Those who succeed have much to gain. Web-savvy companies use efficiencies gained via Internet technology as a competitive weapon. For example, through its online offering InsurePoint, Atlantic Mutual, in Madison, N.J., took a cumbersome paper-based applicattion process that typically was taking a month to complete and turned it into an electronic process that churns out quotes in as fast as two business days. And by adopting a Web-based system, eCoverage, an online-only insurance player in San Francisco, has empowered its in-house users to update the computerized systems that oversee the processing of applications, rather than forcing them to depend on IT to make the changes. The upshot: quick response in a notoriously slow-reacting industry.
By connecting to their insurance companies online, Web fans say that consumers can obtain information that was once held out of reach in agents' file cabinets and insurance companies' proprietary computer systems. And as competitors leverage the Web, consumers will more readily be able to compare insurance offerings, shop around-the-clock, and request services, observers predict.
Forrester Research, in Cambridge, Mass., estimates that $4 billion in auto, homeowner's, and simple life insurance products will be sold via the Internet by 2003. Although small relative to an industry whose total revenues reach into the hundreds of billions, the figure is impressive considering that today's Internet sales only reach the hundreds of millions of dollars, says Todd Eyler, an analyst at Forrester.
As a result, Eyler says, it's likely that pricing will become more competitive and new products will be introduced. Like similar upheavals in the banking and brokerage industries, new players will arise and old players will stumble.
Old dog, new tricks
In terms of embracing e-commerce, the insurance industry has been the slow-moving child of the financial services world, says Gil Irwin, a partner at Booz-Allen & Hamilton, a technology consulting company in New York.
In a study Booz-Allen released last year, just 37 percent of the insurance companies said they believed that their Internet strategy is directly linked to their corporate strategy. Now Irwin says, "You can't talk to an insurance executive today without them saying 'I'm going to be out there selling on the Internet'," although it may not be their main sales channel.
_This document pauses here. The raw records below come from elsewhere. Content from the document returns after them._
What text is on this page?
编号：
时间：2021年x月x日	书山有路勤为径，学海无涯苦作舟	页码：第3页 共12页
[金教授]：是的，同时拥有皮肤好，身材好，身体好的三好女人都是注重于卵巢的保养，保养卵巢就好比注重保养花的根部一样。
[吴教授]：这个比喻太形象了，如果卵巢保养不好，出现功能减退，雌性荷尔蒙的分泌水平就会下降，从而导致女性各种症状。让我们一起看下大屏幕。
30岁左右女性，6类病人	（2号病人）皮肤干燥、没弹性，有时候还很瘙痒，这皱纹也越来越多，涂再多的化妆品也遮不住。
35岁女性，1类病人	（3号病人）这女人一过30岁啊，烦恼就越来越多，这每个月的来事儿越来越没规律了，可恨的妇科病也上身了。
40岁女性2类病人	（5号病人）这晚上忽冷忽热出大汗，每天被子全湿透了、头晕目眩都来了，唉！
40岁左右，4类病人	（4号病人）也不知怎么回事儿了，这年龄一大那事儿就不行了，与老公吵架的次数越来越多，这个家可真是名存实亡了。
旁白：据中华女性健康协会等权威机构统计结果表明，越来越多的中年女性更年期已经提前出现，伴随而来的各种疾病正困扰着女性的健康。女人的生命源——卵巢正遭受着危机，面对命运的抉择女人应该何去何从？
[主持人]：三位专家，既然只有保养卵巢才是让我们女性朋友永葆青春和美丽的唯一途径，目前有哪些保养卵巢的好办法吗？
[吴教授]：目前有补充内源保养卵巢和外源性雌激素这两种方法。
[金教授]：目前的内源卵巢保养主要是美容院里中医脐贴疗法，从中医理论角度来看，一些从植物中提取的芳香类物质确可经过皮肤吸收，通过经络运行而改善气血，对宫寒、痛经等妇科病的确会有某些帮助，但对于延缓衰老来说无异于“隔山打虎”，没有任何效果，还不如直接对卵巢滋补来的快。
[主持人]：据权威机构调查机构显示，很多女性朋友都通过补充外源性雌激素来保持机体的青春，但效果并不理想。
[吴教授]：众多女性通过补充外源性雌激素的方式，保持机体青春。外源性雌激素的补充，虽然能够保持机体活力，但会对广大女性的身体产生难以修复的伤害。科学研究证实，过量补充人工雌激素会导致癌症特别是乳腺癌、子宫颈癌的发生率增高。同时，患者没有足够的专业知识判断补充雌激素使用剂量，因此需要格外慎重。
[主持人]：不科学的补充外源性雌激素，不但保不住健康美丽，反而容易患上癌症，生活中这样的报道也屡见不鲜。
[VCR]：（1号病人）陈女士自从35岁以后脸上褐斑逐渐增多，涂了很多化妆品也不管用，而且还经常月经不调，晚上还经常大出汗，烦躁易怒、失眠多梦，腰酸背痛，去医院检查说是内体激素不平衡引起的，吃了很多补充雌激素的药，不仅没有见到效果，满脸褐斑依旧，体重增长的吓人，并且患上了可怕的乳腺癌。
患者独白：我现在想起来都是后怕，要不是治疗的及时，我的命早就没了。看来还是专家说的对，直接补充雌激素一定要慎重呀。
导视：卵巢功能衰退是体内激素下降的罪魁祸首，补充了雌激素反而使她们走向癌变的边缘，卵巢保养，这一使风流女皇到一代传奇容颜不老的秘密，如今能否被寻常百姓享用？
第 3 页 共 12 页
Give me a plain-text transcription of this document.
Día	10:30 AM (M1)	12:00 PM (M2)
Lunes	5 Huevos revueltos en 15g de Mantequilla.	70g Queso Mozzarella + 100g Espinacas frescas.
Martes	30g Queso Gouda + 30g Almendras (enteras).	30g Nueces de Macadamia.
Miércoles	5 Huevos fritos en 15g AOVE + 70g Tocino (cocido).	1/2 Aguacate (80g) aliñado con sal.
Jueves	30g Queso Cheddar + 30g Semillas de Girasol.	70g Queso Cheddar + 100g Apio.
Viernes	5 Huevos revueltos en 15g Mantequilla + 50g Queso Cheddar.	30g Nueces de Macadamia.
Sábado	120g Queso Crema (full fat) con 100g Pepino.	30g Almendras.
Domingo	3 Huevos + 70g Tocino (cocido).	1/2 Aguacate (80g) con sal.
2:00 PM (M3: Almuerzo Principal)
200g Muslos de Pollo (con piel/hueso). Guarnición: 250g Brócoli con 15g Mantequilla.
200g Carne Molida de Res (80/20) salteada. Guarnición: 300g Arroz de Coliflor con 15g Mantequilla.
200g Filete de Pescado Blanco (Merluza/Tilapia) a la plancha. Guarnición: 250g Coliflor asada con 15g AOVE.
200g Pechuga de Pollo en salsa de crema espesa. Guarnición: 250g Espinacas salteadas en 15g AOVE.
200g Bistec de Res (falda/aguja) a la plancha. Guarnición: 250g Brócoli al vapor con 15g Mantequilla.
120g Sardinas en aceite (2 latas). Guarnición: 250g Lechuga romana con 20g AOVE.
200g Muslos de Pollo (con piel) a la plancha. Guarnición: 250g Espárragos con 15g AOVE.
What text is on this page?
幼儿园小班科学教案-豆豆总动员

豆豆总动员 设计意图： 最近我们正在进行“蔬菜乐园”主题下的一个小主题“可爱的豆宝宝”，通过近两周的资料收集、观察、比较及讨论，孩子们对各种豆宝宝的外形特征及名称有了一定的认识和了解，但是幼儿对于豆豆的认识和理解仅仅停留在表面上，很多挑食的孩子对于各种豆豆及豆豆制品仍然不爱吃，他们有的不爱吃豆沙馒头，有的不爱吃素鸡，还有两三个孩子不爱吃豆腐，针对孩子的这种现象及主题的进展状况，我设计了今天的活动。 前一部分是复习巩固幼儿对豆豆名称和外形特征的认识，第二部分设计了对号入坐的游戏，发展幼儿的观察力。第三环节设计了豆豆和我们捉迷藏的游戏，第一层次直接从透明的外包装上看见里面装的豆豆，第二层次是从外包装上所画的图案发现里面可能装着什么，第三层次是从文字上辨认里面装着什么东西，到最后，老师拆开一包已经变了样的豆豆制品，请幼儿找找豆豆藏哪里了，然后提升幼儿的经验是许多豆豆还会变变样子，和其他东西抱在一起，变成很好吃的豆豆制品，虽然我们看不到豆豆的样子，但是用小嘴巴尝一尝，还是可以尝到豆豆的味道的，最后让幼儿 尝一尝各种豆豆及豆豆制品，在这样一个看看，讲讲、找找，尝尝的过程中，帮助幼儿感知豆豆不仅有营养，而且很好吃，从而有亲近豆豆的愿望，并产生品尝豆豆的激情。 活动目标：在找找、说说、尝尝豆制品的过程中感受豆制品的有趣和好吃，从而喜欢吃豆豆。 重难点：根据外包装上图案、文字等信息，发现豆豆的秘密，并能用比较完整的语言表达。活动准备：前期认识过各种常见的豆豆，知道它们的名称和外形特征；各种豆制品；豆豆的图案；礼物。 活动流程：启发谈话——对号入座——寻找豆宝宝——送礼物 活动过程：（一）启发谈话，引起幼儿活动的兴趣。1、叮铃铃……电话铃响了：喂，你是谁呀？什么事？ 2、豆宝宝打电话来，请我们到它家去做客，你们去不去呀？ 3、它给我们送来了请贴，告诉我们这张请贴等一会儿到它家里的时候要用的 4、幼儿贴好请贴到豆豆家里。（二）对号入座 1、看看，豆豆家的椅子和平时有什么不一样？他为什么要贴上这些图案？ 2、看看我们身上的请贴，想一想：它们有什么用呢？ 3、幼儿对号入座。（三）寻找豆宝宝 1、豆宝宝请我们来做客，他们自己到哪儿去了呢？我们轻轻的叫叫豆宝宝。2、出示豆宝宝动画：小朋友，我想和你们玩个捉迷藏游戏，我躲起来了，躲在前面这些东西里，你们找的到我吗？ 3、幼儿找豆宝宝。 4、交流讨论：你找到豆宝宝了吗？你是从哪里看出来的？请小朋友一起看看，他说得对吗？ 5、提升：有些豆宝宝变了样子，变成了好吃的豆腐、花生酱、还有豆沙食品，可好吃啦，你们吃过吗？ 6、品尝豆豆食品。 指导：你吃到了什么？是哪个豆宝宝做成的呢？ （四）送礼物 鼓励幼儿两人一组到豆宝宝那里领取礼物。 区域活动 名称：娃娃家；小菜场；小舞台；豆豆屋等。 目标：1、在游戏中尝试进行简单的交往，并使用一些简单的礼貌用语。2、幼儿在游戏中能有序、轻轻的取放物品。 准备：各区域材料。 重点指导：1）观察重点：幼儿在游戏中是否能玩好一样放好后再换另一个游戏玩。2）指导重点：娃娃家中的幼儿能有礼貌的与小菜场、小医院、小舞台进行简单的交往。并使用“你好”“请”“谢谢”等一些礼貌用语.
But with good reason, insurance companies haven't made the quick leap into the deep end because of organizational and implementation hurdles inherent in this industry.
Three obstacle stand between Web dreams and reality: channel conflict, or concerns that companies that sell insurance via the Internet will alienate their agents; regulation, meaning the state-by-state restrictions on products that add to their complexity; and systems, or building or updating an infrastructure capable of supporting these efforts.